Report by Staff Writer
In two separate trades on the Zimbabwe Stock Exchange (ZSE) in a week, a total 40 million shares representing 5,8% of CBZH’s total issued share capital changed hands in block deals.
The first batch of 20 million shares went through at 10,5 US cents a share on Thursday last week.
The second block deal of 20 million shares sailed through the market Wednesday this week at 11 US cents a share. The total value of the deals amounted to US$4,3 million.
Prior to the transactions, RenCap held about 88 million shares in CBZH, which was also its most-held asset. The transaction leaves the Russians with 48 million shares and indications are that they will continue to offload their stake.

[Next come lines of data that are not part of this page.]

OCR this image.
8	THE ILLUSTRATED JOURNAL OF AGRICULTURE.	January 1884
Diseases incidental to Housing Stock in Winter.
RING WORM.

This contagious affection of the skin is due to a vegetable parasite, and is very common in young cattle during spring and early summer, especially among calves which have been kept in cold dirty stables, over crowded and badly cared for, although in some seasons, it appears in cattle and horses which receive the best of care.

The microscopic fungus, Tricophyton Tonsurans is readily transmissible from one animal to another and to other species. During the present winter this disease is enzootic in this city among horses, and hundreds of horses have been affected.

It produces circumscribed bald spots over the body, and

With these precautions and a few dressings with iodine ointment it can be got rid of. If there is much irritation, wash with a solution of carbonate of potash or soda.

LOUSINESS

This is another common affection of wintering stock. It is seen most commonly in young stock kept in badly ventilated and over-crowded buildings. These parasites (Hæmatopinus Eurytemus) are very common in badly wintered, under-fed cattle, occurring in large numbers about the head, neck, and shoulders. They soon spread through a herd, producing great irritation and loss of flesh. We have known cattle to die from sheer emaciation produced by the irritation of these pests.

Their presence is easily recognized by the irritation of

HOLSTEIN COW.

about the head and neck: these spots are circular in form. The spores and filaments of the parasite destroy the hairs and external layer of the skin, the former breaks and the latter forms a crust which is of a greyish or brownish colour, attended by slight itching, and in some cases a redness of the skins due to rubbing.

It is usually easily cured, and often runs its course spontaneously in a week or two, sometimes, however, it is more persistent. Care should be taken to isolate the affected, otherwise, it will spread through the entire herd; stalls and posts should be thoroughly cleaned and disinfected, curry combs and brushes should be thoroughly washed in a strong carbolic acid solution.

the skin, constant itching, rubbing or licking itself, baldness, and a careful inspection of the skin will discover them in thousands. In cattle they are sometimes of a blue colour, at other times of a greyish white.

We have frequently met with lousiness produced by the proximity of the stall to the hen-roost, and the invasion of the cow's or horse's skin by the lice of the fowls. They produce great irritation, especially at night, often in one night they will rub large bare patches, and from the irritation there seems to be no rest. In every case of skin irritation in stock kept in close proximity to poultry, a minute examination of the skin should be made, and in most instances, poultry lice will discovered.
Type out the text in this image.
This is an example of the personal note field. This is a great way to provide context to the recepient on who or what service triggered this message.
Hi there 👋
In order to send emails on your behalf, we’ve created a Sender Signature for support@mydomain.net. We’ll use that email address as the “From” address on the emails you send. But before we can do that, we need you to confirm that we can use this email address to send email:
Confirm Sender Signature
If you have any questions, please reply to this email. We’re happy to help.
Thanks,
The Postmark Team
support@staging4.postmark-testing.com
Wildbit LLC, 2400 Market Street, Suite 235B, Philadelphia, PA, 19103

CBZH, which has Zimbabwe’s largest bank by both assets and deposits, CBZ Bank, is one of the most undervalued counters on the ZSE.
Its market capitalisation, based on Wednesday’s closing prices, was US$75,26 million on a trading price of 10,61 US cents a share. The financial services group has a 1,87% weighting on the ZSE’s industrials index and is among the top 10 heavyweight counters on the bourse.
In the six months to June, CBZ’s total income rose 17% to US$64 million from US$54,8 million. A 26% rise in net interest income from US$33,6 million to US$41,4 million helped CBZ realise a 33,6% rise in net profit to US$18,3 million.
Operating profit in the same period rose 12,5% to US$26,7 million. Net income was US$64 million, up 16,8% from the comparable year ago period and making up 52% of the 2011 income.
The group declared a dividend of 0,132 US cents per share from a total dividend of US$903 071, an increase of 10% from the same period last year.
CBZH said going forward it would focus on increasing the quality of its earnings by diversifying its income streams through looking at enhanced investment banking operations and long-term insurance.
RenCap closed shop in Zimbabwe early this year, but kept its strategic investment positions. The company has, however, been offloading some of its investments on the ZSE in heavyweight counters such as Seed Co and Delta.
Market watchers say the move to liquidate is not being driven by the weak fundamentals in the country, but the structure of their fund. Zimbabwe’s portfolio constitutes a small percentage of the fund’s global portfolio and would be rated in the high risk-high return category, which is normally targeted for sale or for trading as soon as a target return is achieved.
Generally, the Zimbabwean market has been on a bullish trend as foreign demand for shares on the local bourse continues to rise but lack of volumes is forcing prices up. Week-on-week to Wednesday, the bellwether industrial index gained 0,7% to 154,71 points, from 153,70 points last week.
Few counters are benefitting from the momentum based on strong earnings growth. According to the ZSE daily trading report, foreign purchases are mainly going to companies such as Afdis, RioZim, Econet, Innscor and Delta.